"steps" are important to optimize if they have negative externalities.
"Sample efficient rule inference where AI gets to control the sampling" seems like a good capability to have. Would be useful for science, for example. I'm more concerned by its overreliance on humanlike spatial priors, really.
'Reasoning steps' here is just arbitrary and meaningless. Not only is there no utility to it unlike the above 2 but it's just incredibly silly to me to think we should be directly comparing something like that with entities operating in wildly different substrates.
If I can't look at the score and immediately get a good idea of where things stand, then throw it way. 5% here could mean anything from 'solving only a tiny fraction of problems' to "solving everything correctly but with more 'reasoning steps' than the best human scores." Literally wildly different implications. What use is a score like that ?

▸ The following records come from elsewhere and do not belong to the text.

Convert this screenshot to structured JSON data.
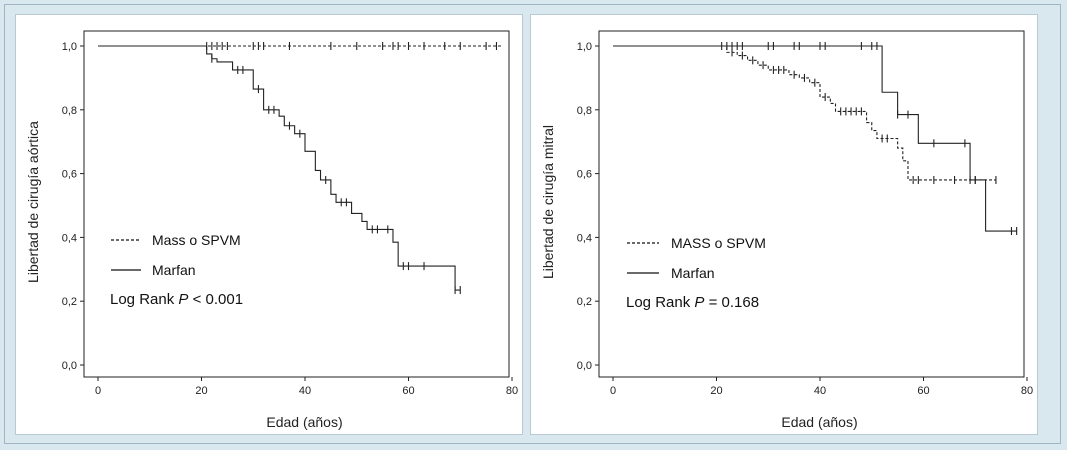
{
  "chart_data": [
    {
      "type": "line",
      "subtype": "kaplan-meier",
      "xlabel": "Edad (años)",
      "ylabel": "Libertad de cirugía aórtica",
      "xlim": [
        0,
        80
      ],
      "ylim": [
        0,
        1
      ],
      "xticks": [
        "0",
        "20",
        "40",
        "60",
        "80"
      ],
      "yticks": [
        "0,0",
        "0,2",
        "0,4",
        "0,6",
        "0,8",
        "1,0"
      ],
      "legend": [
        {
          "label": "Mass o SPVM",
          "style": "dashed"
        },
        {
          "label": "Marfan",
          "style": "solid"
        }
      ],
      "annotation": {
        "prefix": "Log Rank ",
        "p": "P",
        "rest": " < 0.001"
      },
      "series": [
        {
          "name": "Mass o SPVM",
          "style": "dashed",
          "steps": [
            [
              0,
              1.0
            ],
            [
              78,
              1.0
            ]
          ],
          "censored": [
            [
              21,
              1.0
            ],
            [
              22,
              1.0
            ],
            [
              23,
              1.0
            ],
            [
              24,
              1.0
            ],
            [
              25,
              1.0
            ],
            [
              30,
              1.0
            ],
            [
              31,
              1.0
            ],
            [
              32,
              1.0
            ],
            [
              37,
              1.0
            ],
            [
              45,
              1.0
            ],
            [
              50,
              1.0
            ],
            [
              55,
              1.0
            ],
            [
              57,
              1.0
            ],
            [
              58,
              1.0
            ],
            [
              60,
              1.0
            ],
            [
              63,
              1.0
            ],
            [
              67,
              1.0
            ],
            [
              70,
              1.0
            ],
            [
              75,
              1.0
            ],
            [
              77,
              1.0
            ]
          ]
        },
        {
          "name": "Marfan",
          "style": "solid",
          "steps": [
            [
              0,
              1.0
            ],
            [
              20,
              1.0
            ],
            [
              21,
              0.975
            ],
            [
              22,
              0.96
            ],
            [
              23,
              0.95
            ],
            [
              26,
              0.925
            ],
            [
              30,
              0.865
            ],
            [
              32,
              0.8
            ],
            [
              35,
              0.78
            ],
            [
              36,
              0.75
            ],
            [
              38,
              0.725
            ],
            [
              40,
              0.67
            ],
            [
              42,
              0.61
            ],
            [
              43,
              0.58
            ],
            [
              45,
              0.535
            ],
            [
              46,
              0.51
            ],
            [
              49,
              0.475
            ],
            [
              51,
              0.45
            ],
            [
              52,
              0.425
            ],
            [
              57,
              0.385
            ],
            [
              58,
              0.31
            ],
            [
              69,
              0.235
            ],
            [
              70,
              0.235
            ]
          ],
          "censored": [
            [
              22,
              0.96
            ],
            [
              27,
              0.925
            ],
            [
              28,
              0.925
            ],
            [
              31,
              0.865
            ],
            [
              33,
              0.8
            ],
            [
              34,
              0.8
            ],
            [
              37,
              0.75
            ],
            [
              39,
              0.725
            ],
            [
              44,
              0.58
            ],
            [
              47,
              0.51
            ],
            [
              48,
              0.51
            ],
            [
              53,
              0.425
            ],
            [
              54,
              0.425
            ],
            [
              56,
              0.425
            ],
            [
              59,
              0.31
            ],
            [
              60,
              0.31
            ],
            [
              63,
              0.31
            ],
            [
              69,
              0.235
            ],
            [
              70,
              0.235
            ]
          ]
        }
      ]
    },
    {
      "type": "line",
      "subtype": "kaplan-meier",
      "xlabel": "Edad (años)",
      "ylabel": "Libertad de cirugía mitral",
      "xlim": [
        0,
        80
      ],
      "ylim": [
        0,
        1
      ],
      "xticks": [
        "0",
        "20",
        "40",
        "60",
        "80"
      ],
      "yticks": [
        "0,0",
        "0,2",
        "0,4",
        "0,6",
        "0,8",
        "1,0"
      ],
      "legend": [
        {
          "label": "MASS o SPVM",
          "style": "dashed"
        },
        {
          "label": "Marfan",
          "style": "solid"
        }
      ],
      "annotation": {
        "prefix": "Log Rank ",
        "p": "P",
        "rest": " = 0.168"
      },
      "series": [
        {
          "name": "MASS o SPVM",
          "style": "dashed",
          "steps": [
            [
              0,
              1.0
            ],
            [
              21,
              1.0
            ],
            [
              22,
              0.98
            ],
            [
              24,
              0.97
            ],
            [
              26,
              0.955
            ],
            [
              28,
              0.94
            ],
            [
              30,
              0.925
            ],
            [
              34,
              0.91
            ],
            [
              36,
              0.9
            ],
            [
              38,
              0.885
            ],
            [
              40,
              0.84
            ],
            [
              42,
              0.82
            ],
            [
              43,
              0.795
            ],
            [
              49,
              0.76
            ],
            [
              50,
              0.735
            ],
            [
              51,
              0.71
            ],
            [
              55,
              0.68
            ],
            [
              56,
              0.64
            ],
            [
              57,
              0.58
            ],
            [
              74,
              0.58
            ]
          ],
          "censored": [
            [
              23,
              0.98
            ],
            [
              25,
              0.97
            ],
            [
              27,
              0.955
            ],
            [
              29,
              0.94
            ],
            [
              31,
              0.925
            ],
            [
              32,
              0.925
            ],
            [
              33,
              0.925
            ],
            [
              35,
              0.91
            ],
            [
              37,
              0.9
            ],
            [
              39,
              0.885
            ],
            [
              41,
              0.84
            ],
            [
              44,
              0.795
            ],
            [
              45,
              0.795
            ],
            [
              46,
              0.795
            ],
            [
              47,
              0.795
            ],
            [
              48,
              0.795
            ],
            [
              52,
              0.71
            ],
            [
              53,
              0.71
            ],
            [
              58,
              0.58
            ],
            [
              59,
              0.58
            ],
            [
              62,
              0.58
            ],
            [
              66,
              0.58
            ],
            [
              70,
              0.58
            ],
            [
              74,
              0.58
            ]
          ]
        },
        {
          "name": "Marfan",
          "style": "solid",
          "steps": [
            [
              0,
              1.0
            ],
            [
              52,
              1.0
            ],
            [
              52,
              0.855
            ],
            [
              55,
              0.785
            ],
            [
              59,
              0.695
            ],
            [
              69,
              0.58
            ],
            [
              72,
              0.42
            ],
            [
              78,
              0.42
            ]
          ],
          "censored": [
            [
              21,
              1.0
            ],
            [
              22,
              1.0
            ],
            [
              23,
              1.0
            ],
            [
              24,
              1.0
            ],
            [
              25,
              1.0
            ],
            [
              30,
              1.0
            ],
            [
              31,
              1.0
            ],
            [
              35,
              1.0
            ],
            [
              36,
              1.0
            ],
            [
              40,
              1.0
            ],
            [
              41,
              1.0
            ],
            [
              48,
              1.0
            ],
            [
              50,
              1.0
            ],
            [
              51,
              1.0
            ],
            [
              55,
              0.785
            ],
            [
              57,
              0.785
            ],
            [
              62,
              0.695
            ],
            [
              68,
              0.695
            ],
            [
              69,
              0.58
            ],
            [
              70,
              0.58
            ],
            [
              77,
              0.42
            ],
            [
              78,
              0.42
            ]
          ]
        }
      ]
    }
  ]
}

This makes sense to me. Most actions have some cost associated, and as another poster stated it's not interesting to let models brute-force a solution with millions of steps.
In theory, sure, if I can throw a million monkies and ramble into a problem solution, it doesnt matter how I got there. In practice though, every attempt has a direct and indirect impact on the externalities. You can argue those externalities are minor, but the largesse of money going to data centers suggests otherwise.
Lastly, humans use way less energy to solve these in fewer steps, so of course it matter when you throw Killowatts at something that takes milliwatts to solve.
Not if you count all the energy that was necessary to feed, shelter and keep the the human at his preferred temperature so that he can sit in front of a computer and solve the problem.